As the data in Enterprise Hadoop clusters continues to grow, the security of that data begins to be an important part of any implementation. This article will be the first in a series discussing the current state of security in the Hortonworks Ecosystem. I will cover the four major tools used to secure a Hortonworks Data Platform (HDP) cluster. Ranger and Kerberos handle the four A’s of security: Authentication, Authorization, Auditing, and Administration. In addition, data encryption and cluster access are also provided by HDE and Knox respectively.

In a previous article I covered troubleshooting a Kerberos One Way Trust with Active Directory, but didn’t explain the motives for implementing Kerberos within your cluster. Kerberos provides a layer of secure and proven authentication. When a cluster is kerberized, the services and clients utilize a ticket granted by a KDC to provide a secure means of authentication.

Currently in an unsecure hadoop cluster without Kerberos there is no authentication required. If you present yourself as any user, the system trusts the username without authenticatng. This means you

can create an account named hdfs on a local vm, install the hadoop client, and configure it to access any un-kerberized cluster.

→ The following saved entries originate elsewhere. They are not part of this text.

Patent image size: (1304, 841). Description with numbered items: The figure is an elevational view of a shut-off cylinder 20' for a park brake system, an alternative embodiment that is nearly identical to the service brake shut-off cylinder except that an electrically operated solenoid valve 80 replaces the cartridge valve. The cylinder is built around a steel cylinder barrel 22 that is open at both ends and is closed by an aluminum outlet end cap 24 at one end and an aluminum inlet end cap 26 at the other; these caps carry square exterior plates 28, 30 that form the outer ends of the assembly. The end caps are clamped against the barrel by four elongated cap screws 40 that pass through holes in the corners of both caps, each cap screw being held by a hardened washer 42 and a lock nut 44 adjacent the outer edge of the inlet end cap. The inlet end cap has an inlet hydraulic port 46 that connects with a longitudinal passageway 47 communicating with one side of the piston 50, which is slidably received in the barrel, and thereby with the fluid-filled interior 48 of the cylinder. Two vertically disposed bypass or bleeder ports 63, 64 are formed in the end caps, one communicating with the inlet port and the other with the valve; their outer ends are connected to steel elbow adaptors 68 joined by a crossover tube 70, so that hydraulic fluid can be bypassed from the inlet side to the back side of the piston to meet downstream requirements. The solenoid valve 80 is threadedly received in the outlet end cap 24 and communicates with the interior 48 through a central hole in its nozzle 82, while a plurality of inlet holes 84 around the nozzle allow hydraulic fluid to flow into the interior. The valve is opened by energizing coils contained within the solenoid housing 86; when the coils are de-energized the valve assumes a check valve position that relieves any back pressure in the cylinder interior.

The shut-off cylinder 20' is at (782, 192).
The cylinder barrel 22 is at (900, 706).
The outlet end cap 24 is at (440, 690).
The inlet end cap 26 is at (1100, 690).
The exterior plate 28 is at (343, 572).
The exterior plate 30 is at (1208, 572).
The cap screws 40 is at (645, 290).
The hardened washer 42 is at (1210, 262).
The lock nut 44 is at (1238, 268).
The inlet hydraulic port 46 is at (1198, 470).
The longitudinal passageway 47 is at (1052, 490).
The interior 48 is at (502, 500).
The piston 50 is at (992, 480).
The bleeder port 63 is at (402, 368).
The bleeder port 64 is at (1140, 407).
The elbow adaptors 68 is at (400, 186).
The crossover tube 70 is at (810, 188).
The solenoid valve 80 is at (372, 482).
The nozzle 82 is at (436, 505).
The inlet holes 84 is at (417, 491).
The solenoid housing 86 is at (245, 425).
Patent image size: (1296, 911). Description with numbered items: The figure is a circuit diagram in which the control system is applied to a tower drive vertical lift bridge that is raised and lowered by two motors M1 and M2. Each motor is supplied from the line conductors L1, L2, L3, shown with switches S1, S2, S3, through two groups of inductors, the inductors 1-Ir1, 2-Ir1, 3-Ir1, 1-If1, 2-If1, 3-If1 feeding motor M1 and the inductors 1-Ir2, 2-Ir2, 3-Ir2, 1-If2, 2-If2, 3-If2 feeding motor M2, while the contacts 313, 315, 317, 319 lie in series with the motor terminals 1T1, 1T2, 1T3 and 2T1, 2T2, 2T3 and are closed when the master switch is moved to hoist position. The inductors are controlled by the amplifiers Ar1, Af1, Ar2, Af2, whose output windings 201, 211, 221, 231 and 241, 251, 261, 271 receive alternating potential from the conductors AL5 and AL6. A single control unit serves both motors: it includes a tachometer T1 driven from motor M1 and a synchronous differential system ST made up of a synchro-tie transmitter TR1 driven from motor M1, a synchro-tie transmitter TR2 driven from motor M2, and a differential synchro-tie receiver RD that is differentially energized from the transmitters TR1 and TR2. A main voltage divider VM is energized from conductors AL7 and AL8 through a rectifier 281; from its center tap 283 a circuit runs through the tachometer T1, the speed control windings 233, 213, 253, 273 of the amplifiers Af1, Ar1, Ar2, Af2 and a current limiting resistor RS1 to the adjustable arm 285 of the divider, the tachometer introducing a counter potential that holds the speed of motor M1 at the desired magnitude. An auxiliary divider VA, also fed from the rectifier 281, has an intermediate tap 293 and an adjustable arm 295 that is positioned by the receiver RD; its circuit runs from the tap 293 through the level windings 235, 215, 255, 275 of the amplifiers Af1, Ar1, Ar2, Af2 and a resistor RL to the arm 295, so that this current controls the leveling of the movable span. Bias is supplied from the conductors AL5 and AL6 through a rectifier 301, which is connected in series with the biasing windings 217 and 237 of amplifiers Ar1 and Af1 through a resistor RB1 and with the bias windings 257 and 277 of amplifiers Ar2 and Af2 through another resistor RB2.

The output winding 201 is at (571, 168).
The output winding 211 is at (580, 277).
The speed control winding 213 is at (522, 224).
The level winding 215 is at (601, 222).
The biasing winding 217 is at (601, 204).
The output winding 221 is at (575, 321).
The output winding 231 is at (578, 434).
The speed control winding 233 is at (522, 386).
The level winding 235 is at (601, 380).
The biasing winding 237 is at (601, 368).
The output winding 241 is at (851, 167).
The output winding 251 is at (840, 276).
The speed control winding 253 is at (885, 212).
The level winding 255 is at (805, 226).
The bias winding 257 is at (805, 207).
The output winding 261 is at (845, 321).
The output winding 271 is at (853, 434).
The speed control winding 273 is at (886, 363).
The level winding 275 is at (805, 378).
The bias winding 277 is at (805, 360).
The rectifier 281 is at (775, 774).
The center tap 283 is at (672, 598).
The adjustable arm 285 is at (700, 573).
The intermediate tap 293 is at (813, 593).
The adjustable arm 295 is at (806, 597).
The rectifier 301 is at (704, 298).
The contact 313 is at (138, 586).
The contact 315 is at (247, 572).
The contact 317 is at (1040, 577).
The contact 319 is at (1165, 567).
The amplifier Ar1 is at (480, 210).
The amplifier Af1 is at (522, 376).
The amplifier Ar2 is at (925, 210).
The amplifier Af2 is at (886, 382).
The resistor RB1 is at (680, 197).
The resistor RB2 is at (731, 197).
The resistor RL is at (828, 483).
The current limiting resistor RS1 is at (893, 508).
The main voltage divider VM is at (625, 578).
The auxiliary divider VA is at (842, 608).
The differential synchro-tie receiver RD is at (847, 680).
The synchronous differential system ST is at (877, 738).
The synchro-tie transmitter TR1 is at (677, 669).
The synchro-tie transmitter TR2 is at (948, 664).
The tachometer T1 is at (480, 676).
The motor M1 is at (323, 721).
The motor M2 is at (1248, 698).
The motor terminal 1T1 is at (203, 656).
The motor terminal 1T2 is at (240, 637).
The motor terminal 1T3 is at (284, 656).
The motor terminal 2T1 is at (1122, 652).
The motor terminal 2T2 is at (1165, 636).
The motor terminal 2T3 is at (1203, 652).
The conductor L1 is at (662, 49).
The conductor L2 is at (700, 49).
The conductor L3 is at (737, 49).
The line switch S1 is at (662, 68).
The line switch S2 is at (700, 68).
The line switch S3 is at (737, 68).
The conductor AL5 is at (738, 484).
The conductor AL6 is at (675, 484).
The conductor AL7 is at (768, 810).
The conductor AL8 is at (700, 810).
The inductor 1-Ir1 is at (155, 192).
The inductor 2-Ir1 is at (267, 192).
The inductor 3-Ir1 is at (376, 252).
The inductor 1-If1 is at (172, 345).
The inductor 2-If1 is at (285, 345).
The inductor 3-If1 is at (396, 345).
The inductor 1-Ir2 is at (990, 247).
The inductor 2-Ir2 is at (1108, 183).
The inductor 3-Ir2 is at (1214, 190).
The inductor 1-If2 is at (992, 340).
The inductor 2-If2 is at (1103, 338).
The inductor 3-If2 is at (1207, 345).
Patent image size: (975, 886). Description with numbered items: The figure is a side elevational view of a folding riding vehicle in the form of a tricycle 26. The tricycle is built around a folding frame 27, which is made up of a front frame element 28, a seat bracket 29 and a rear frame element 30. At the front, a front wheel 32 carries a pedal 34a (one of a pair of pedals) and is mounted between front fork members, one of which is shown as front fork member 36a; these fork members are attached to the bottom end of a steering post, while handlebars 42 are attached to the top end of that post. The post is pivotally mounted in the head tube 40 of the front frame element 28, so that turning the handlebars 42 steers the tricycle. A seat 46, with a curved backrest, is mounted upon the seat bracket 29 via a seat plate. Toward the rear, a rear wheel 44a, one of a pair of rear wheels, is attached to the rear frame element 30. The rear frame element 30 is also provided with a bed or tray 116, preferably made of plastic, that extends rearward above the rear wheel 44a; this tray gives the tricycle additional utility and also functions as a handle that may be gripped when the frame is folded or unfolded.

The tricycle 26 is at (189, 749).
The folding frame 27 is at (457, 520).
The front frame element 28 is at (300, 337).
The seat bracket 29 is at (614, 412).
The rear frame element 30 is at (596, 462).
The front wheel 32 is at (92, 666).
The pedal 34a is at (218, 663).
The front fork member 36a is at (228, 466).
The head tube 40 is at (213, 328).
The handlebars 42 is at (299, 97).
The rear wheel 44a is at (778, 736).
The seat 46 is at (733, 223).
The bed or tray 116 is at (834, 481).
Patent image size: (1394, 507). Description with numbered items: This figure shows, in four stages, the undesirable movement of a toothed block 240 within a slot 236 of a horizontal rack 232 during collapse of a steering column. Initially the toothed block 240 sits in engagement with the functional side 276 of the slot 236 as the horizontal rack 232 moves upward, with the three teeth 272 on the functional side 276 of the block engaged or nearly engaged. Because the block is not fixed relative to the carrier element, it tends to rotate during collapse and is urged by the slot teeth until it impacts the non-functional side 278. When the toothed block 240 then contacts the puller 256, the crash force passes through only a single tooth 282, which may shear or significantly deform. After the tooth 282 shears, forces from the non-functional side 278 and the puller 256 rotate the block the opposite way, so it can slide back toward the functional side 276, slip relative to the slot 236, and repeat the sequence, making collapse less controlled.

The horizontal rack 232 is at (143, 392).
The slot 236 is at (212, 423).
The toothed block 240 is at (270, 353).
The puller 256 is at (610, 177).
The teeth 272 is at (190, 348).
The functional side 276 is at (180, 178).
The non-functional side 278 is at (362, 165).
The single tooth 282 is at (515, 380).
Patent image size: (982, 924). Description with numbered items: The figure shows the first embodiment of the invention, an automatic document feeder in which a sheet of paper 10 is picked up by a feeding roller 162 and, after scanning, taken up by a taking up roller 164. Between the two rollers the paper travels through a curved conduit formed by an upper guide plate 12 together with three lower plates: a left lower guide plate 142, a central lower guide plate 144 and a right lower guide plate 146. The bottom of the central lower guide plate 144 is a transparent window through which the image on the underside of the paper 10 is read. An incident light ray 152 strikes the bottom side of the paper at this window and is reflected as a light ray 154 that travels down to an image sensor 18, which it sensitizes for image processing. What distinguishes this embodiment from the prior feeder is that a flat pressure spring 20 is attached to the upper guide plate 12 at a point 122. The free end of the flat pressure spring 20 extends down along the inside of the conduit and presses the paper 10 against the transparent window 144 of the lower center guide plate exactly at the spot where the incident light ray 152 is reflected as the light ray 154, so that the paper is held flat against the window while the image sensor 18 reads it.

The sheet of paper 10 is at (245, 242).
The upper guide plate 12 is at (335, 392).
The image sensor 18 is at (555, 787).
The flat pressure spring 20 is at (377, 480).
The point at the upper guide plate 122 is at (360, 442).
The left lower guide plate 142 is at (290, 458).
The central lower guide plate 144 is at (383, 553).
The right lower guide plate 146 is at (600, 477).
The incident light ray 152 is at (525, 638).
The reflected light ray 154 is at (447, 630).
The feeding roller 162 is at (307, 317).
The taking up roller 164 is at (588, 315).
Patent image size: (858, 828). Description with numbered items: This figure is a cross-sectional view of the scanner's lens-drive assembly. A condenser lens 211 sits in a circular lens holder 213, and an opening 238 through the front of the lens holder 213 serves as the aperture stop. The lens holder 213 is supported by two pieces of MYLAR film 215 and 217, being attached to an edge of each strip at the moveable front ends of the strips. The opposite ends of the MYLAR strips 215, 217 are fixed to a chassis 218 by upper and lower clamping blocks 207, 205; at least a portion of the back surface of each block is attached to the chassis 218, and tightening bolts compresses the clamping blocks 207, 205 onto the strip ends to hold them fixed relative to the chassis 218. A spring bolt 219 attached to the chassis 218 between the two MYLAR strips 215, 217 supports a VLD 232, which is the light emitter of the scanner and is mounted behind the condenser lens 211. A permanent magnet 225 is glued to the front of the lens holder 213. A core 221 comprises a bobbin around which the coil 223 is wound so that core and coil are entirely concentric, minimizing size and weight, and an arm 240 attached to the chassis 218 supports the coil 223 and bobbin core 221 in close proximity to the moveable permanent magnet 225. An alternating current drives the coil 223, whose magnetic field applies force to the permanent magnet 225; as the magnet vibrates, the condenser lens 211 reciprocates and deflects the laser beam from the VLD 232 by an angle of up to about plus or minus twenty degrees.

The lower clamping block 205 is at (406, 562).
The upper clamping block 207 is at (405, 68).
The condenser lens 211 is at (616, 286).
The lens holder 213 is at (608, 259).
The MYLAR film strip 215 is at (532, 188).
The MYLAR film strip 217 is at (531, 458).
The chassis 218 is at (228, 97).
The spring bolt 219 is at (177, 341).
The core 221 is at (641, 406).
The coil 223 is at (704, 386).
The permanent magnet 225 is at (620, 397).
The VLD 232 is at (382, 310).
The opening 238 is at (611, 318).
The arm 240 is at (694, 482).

Utilizing this account and client configuration, you now have root (or any other users) access to HDFS on the target cluster. If the cluster is kerberized, you would need access to the keytab file granted to an account in order to have access. If that keytab is protected as it should be, unauthorized users will not be able to connect to the cluster.

In closing, without Kerberos there is no authentication in a Hadoop cluster. Without authentication, there is no value in any authorization or auditing. Without authentication, authorization, or auditing there is no security in any service in the cluster.